Oh my goodness those are adorable!!!


----------



## BlueEyedFainters (Aug 18, 2012)

Adorable! Congratulations!!


----------



## serenityfarmnm (Jan 6, 2013)

*I NEED THAT DOELING!!!!!!!!!!!!!!!!*

OMG! Soooo adorable!! My next purchase I think is going to be either a registered Saanen or Ober doe/doeling!!!!!!!!!!!!!!!!!!!!!!


----------



## FrankSandy (Sep 14, 2011)

So cute Babies


----------



## sbaker (Nov 11, 2012)

Soo Cute!!!!! I'm willing to fight for that doeling, Serenityfarmnm.


----------



## happybleats (Sep 12, 2010)

lol..I have one Doeling left (Wendy) : ) Come on down ...Oberhasli are hard to find on our neck of the woods..I have my two because a friend had the mom for a while..I got sisters, Hope and Polly Anna born a season apart....Love them so much..: )

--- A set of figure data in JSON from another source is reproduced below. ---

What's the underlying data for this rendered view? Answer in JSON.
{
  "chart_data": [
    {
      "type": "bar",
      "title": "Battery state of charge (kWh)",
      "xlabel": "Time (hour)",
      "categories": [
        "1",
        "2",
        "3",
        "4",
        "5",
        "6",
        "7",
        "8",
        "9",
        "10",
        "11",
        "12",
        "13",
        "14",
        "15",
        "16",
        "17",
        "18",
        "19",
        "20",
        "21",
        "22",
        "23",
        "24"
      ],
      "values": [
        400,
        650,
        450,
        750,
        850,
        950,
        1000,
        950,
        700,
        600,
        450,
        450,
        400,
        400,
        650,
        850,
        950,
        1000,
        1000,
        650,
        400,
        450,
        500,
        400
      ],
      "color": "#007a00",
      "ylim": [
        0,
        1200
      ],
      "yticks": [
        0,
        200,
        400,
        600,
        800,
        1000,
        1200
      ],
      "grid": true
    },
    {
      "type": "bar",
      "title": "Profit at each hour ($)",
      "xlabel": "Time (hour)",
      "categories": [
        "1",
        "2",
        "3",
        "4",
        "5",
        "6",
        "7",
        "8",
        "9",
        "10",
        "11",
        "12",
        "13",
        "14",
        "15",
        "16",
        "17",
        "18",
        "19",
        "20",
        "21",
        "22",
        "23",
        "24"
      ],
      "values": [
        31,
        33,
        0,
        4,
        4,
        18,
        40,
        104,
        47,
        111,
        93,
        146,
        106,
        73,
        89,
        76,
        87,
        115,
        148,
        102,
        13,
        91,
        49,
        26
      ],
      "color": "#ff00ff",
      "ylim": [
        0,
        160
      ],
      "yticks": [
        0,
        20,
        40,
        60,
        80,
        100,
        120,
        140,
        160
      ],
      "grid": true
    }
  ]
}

correction..two does left..Wendy and Darlene : ) sorry...cant believe I forgot her lol


----------



## bekaah (Feb 21, 2013)

Too precious!! Can't wait for my kids (only a week left!)


----------



## Scottyhorse (Feb 11, 2013)

Love them, super cute!!


----------



## DaisyMayFarm (Jan 19, 2013)

Too sweet! They look like bunnies.


----------



## Abra (Aug 11, 2012)

OMG they are STUNNING!
Send me one!?


----------